For a three-month period last year, the Festi botnet was bursting with activity. It generated about a third of all global spam for those months, Paul Wood, the cybersecurity intelligence manager at Symantec, said in an interview.

Why Russian authorities allowed Festi to function for years is unclear. Russians had little incentive to invest law enforcement resources in a crime that primarily affected Americans. But the illegal computer networks like Festi that are so useful for sending spam are also capable of crashing websites by flooding them with an overwhelming numbers of visits — the distributed denial of service attacks.

It was used last year inside Russia to crash opposition websites during the presidential election. The Festi network was the tool of choice in a prominent denial of service attack on LiveJournal, one of the blog-hosting services used by Russian dissident and blogger Alexei Navalny, according to Hacker, a Russian magazine focused on cybersecurity issues.

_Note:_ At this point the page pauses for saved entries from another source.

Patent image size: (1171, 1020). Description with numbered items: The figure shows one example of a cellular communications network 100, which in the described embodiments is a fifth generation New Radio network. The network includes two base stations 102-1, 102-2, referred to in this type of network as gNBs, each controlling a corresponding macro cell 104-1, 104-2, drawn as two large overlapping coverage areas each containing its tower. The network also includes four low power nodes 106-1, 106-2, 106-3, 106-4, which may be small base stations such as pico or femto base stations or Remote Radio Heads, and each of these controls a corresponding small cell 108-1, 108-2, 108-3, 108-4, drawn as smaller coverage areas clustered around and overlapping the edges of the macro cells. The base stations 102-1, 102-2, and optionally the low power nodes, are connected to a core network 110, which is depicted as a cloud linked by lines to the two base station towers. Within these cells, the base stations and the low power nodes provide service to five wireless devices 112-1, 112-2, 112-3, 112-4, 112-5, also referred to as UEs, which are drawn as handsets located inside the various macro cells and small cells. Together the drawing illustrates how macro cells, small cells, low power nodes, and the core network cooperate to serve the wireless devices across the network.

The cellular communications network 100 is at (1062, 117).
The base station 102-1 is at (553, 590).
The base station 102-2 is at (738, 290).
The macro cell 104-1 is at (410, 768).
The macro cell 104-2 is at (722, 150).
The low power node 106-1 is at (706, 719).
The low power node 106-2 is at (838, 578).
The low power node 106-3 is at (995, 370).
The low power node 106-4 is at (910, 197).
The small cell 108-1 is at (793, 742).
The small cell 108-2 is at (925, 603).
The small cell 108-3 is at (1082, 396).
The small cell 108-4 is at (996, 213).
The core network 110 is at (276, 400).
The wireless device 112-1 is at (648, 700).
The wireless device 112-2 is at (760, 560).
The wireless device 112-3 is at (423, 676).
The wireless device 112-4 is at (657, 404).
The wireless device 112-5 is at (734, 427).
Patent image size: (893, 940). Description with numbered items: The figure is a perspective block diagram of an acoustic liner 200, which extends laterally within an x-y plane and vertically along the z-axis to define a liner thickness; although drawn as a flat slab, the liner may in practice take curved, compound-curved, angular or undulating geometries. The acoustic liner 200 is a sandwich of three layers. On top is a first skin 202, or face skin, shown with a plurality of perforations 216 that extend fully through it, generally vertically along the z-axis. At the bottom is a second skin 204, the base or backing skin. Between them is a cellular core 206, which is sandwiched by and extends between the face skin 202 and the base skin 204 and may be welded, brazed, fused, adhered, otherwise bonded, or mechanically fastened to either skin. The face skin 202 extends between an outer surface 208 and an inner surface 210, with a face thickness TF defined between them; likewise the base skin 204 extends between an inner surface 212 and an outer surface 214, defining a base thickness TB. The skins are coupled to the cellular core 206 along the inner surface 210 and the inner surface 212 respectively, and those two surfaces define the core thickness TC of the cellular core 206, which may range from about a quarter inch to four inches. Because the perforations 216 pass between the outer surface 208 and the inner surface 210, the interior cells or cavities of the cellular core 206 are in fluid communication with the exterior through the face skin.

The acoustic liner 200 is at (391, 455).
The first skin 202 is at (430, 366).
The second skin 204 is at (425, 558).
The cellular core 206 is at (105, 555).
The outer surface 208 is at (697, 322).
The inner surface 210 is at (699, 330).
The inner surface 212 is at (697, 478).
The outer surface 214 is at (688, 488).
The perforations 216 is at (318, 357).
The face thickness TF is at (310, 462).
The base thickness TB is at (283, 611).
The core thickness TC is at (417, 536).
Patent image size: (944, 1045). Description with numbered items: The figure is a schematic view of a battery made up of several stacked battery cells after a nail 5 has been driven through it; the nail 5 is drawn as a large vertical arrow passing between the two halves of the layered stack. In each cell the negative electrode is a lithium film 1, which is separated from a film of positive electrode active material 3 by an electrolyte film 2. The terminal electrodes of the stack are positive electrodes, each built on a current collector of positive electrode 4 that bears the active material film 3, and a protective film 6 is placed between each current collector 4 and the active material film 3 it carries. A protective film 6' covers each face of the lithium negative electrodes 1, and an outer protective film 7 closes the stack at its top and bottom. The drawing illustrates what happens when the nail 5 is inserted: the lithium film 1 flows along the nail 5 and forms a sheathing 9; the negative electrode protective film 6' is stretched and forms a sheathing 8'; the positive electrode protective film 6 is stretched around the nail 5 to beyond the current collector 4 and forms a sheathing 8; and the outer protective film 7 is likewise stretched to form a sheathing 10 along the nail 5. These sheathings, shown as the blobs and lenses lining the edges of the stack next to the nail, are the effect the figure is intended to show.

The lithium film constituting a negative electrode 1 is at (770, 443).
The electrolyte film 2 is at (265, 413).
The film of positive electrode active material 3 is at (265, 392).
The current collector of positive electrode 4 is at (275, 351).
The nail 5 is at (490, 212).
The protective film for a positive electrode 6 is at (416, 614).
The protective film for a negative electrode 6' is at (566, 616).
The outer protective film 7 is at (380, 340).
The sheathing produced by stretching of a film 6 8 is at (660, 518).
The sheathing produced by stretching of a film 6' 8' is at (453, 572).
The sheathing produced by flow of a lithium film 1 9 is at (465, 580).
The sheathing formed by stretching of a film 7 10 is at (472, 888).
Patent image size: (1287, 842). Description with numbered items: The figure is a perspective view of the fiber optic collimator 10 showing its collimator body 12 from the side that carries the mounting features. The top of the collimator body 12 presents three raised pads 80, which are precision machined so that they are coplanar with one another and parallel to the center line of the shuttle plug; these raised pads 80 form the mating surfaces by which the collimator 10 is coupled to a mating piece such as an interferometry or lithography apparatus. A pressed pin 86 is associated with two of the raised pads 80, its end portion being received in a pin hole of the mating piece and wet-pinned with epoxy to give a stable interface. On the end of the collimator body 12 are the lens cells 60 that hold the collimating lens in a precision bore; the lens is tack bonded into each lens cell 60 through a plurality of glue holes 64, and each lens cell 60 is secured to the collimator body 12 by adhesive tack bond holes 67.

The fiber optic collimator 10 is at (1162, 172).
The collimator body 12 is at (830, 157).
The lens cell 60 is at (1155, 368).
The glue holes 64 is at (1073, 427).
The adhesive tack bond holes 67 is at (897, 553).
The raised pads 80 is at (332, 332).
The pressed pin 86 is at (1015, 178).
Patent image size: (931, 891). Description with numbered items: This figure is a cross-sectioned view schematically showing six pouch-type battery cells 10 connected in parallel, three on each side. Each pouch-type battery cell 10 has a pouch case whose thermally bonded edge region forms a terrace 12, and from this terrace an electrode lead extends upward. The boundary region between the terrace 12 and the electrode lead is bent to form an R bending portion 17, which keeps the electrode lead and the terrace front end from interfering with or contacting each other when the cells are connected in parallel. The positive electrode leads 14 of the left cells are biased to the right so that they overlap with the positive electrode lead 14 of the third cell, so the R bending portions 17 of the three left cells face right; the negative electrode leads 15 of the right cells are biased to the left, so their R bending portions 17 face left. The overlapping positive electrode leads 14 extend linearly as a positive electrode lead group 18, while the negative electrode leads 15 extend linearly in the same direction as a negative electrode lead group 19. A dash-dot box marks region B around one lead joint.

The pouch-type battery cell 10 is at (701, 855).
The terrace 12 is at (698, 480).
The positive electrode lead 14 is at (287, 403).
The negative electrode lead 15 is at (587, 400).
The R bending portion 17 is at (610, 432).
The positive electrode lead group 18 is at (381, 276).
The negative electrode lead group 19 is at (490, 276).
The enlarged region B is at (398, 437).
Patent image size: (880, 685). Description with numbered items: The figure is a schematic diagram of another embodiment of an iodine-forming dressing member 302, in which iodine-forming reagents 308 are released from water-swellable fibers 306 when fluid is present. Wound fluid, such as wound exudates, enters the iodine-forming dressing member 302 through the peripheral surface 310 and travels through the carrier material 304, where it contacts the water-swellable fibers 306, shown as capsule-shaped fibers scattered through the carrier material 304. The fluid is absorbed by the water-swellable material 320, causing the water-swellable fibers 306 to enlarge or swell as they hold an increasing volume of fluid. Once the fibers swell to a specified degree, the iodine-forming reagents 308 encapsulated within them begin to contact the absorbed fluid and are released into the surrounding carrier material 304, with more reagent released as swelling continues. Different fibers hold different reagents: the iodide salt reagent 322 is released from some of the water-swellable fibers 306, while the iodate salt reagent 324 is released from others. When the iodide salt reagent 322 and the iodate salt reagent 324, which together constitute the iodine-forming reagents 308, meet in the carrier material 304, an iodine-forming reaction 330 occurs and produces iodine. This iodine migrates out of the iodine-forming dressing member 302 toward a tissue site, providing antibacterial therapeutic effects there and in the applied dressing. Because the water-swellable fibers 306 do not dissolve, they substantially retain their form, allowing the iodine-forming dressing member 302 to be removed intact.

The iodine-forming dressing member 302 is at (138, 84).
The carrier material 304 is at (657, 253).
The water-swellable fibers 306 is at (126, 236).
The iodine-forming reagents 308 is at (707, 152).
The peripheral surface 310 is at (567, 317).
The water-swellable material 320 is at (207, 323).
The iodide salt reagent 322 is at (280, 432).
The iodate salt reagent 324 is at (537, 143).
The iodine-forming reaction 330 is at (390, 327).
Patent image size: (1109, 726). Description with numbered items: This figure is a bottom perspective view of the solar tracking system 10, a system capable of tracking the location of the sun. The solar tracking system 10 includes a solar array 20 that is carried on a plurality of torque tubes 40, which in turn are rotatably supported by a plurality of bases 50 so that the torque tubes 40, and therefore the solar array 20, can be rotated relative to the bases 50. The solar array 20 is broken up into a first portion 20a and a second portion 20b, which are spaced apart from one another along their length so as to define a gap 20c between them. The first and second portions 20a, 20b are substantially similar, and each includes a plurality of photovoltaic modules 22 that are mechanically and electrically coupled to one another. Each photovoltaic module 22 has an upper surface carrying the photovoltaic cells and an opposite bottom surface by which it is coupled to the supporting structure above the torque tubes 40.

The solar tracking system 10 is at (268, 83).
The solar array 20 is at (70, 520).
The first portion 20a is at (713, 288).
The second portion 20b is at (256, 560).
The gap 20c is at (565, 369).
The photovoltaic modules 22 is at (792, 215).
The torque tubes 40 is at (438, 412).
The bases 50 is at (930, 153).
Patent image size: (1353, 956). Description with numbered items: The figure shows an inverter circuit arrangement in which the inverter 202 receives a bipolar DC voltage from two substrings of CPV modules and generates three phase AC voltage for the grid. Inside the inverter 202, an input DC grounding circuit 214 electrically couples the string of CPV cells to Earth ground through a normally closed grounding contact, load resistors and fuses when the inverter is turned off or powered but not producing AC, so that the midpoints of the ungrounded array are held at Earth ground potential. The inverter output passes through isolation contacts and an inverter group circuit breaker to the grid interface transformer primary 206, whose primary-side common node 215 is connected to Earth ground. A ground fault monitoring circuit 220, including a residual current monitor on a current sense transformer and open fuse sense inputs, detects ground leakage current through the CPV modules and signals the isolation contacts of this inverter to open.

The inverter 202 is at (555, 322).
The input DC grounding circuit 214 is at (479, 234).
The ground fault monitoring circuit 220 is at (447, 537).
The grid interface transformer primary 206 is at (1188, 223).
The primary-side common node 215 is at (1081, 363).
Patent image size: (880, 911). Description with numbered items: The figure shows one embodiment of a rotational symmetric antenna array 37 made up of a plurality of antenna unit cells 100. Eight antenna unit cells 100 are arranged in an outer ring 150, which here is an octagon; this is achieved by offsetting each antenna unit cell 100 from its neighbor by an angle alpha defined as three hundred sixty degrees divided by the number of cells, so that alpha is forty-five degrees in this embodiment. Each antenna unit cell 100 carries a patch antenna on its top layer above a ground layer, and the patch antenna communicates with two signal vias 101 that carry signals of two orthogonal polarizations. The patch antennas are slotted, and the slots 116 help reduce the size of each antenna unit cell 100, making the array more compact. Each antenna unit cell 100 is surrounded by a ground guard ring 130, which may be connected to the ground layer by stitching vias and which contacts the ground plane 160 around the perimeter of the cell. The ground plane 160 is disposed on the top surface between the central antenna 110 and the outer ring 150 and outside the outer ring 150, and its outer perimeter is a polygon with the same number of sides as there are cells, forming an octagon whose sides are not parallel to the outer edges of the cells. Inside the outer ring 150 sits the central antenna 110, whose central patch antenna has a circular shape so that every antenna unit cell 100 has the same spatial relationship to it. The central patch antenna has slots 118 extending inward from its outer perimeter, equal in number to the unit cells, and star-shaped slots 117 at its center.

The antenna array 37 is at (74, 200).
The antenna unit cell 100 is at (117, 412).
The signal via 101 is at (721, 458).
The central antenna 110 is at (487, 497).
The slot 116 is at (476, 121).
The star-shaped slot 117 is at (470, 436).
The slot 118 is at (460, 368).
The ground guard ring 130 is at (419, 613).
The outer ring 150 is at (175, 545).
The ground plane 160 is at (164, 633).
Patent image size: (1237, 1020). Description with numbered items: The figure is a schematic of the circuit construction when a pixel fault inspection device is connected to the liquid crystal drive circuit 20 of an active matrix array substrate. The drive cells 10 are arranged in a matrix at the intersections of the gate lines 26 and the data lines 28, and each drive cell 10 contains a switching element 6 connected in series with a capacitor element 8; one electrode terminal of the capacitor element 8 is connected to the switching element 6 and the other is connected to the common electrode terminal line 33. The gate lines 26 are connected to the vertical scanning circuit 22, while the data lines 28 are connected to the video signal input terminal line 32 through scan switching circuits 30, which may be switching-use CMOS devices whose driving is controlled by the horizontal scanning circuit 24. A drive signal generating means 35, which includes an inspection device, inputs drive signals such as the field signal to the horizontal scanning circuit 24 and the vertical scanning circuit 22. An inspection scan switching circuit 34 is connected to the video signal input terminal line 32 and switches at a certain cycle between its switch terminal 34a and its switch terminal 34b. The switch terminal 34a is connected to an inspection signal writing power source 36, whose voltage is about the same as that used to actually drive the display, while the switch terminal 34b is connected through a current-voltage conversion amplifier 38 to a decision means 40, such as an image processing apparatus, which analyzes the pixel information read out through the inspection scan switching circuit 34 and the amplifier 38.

In one of the few crackdowns, the Russian court case singled out four men: Pavel Vrublevsky, the owner of an online payment settlement business called ChronoPay, who for years has denied accusations of ties to Viagra spam schemes; Maxim Permakov, an employee of Vrublevsky and a former FSB agent; Igor Artimovich, a former employee of Sun Microsystems in Russia; and his brother Dmitry Artimovich, a freelance programmer.

All denied the charges and have said through their lawyers that they intend to appeal the sentences, which range from two to 2 1/2 years in prison, except for Permakov, who conceded his role in using Festi and cooperated with investigators in exchange for a suspended sentence.

Prosecutors argued that Igor Artimovich designed Festi. They say the executives at ChronoPay hired him to crash the Aeroflot site because they were angry at losing a tender for Aeroflot’s business.

The police say the executives asked Artimovich to settle the score. Analysts of Russian cybercrime say a line had been crossed by attacking a Russian site.

In an interview before his sentencing, Artimovich said he was working on code under contract with ChronoPay, but for an antivirus program, not a virus. He said the police planted evidence on his laptop hard drive after his arrest.

Vrublevsky, in an interview, denied any role in creating Festi and noted that in court a witness testified that the FSB, which investigated the case, had forged evidence.

Festi was not the first Russian botnet to combine pharmaceutical spam with politics. In 2007, a large-scale cyberattack was begun on Estonia, taking aim at sites of government agencies, banks and anti-Russian groups, and a futuristic North Atlantic Treaty Organization center for cyberwarfare was built in Tallinn in response. But when the center’s analysis of this attack and subsequent cyberstrikes on Georgia finally wrapped up, evidence pointed not to some similar, hushed bunker of military men somewhere in Russia, but to a server in St. Petersburg best known for its links to cybercrime, including penis-enlargement spam, and run by a hacker nicknamed Flyman.

The 2009 NATO report on the attacks on Russia’s neighbors noted pointedly of the St. Petersburg server’s suspicious activity that “the Russian authorities have remained remarkably passive in prosecuting the organization.”